Mi raccontò cosa accadde una notte che io ero di servizio e lui non riusciva a dormire a causa del caldo e delle zanzare: da allora non l’ho mai dimenticato, come non sono riuscito a scordare la sua faccia mentre parlava con me, i suoi occhi gonfi e le palpebre macchiate di rosso conficcate nel volto grigio… vi è mai capitato di vedere quello sguardo assente e disperato?

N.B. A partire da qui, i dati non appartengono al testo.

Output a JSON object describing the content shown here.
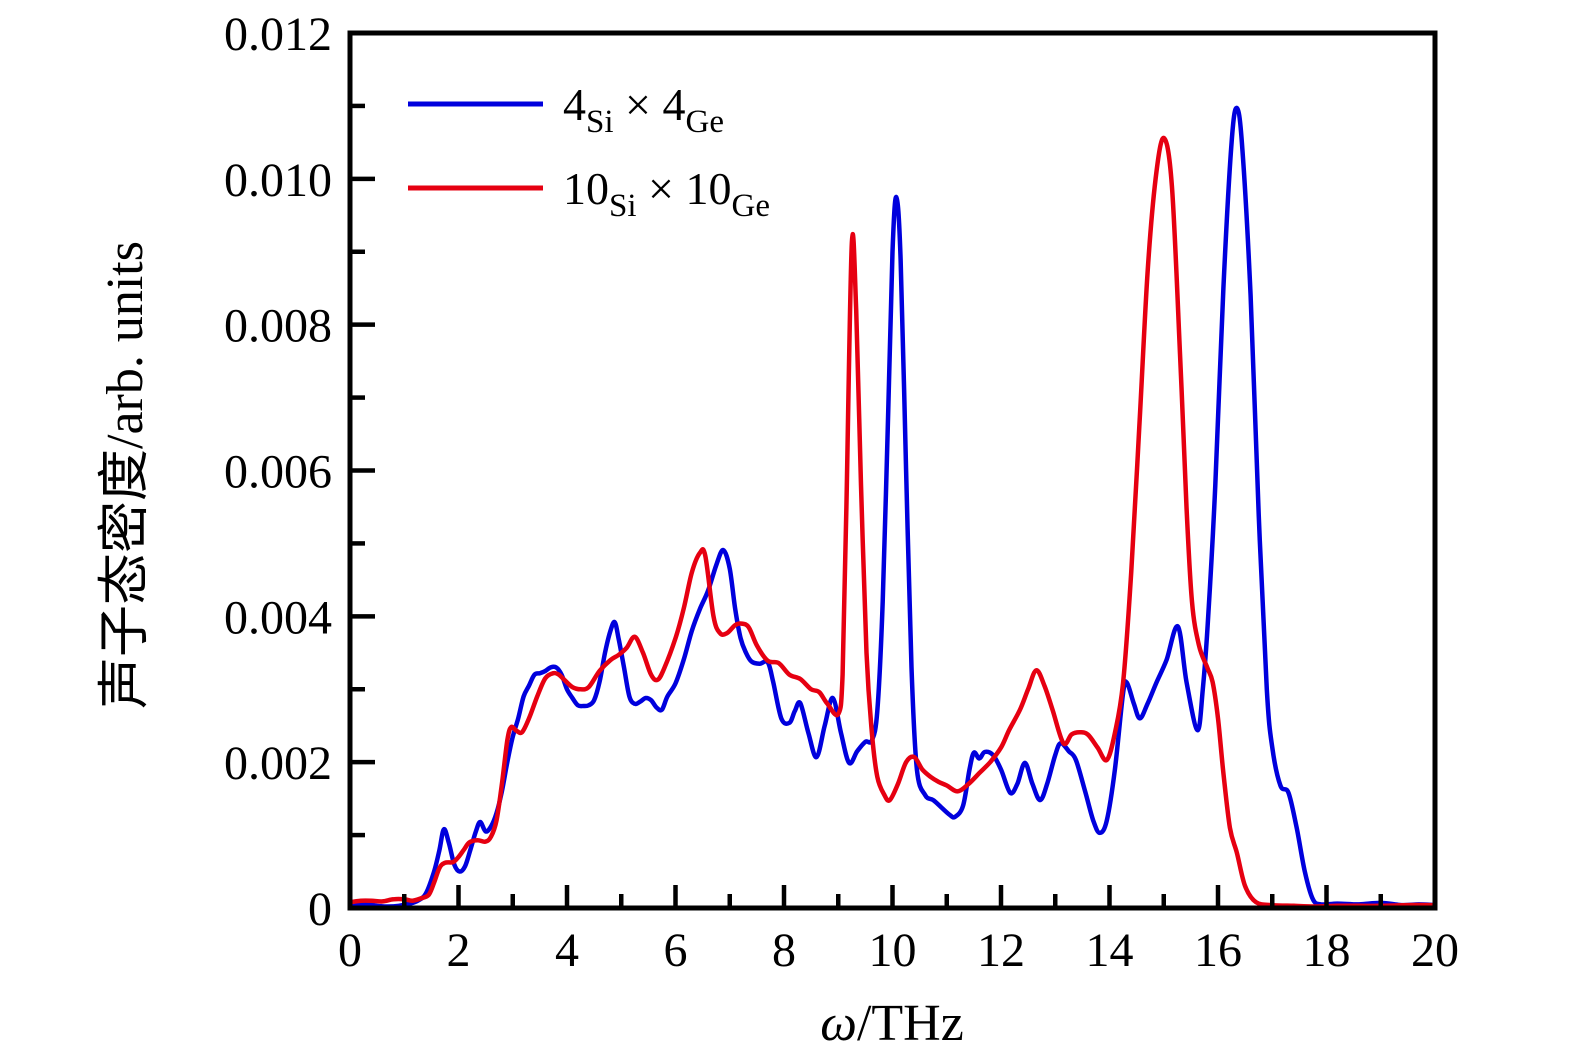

E la sua voce a tratti stridula, a tratti incrinata, eppure carica di dolcezza in alcuni momenti; un paio di volte, quando tutto si faceva insopportabilmente vivo nel suo ricordo, si fermò e pianse un poco, quieto, senza singhiozzare.
Poi ricominciò.
Sono passati anni da allora, adesso sono vecchio anch’io e la memoria è il mio mondo: ogni tanto ripenso a lui, al vecchio ladro di Rikers e alla sua vita spezzata.
C’era stata un’epoca in cui lui era stato giovane, bello e felice.
Un tempo lontano in cui aveva il mondo ai suoi piedi: una bellissima casa, vestiti eleganti, un lavoro rispettabile e soprattutto degli amici che gli volevano bene e lo avevano aiutato a cambiare, diventando una persona migliore.
Non posso rammentare tutti i loro nomi, ma due… sì, mi sono rimasti in mente, perché erano quelli che ripeteva più spesso e che pronunciava con maggiore rimpianto: si chiamavano Peter ed Elizabeth e questa è la loro storia.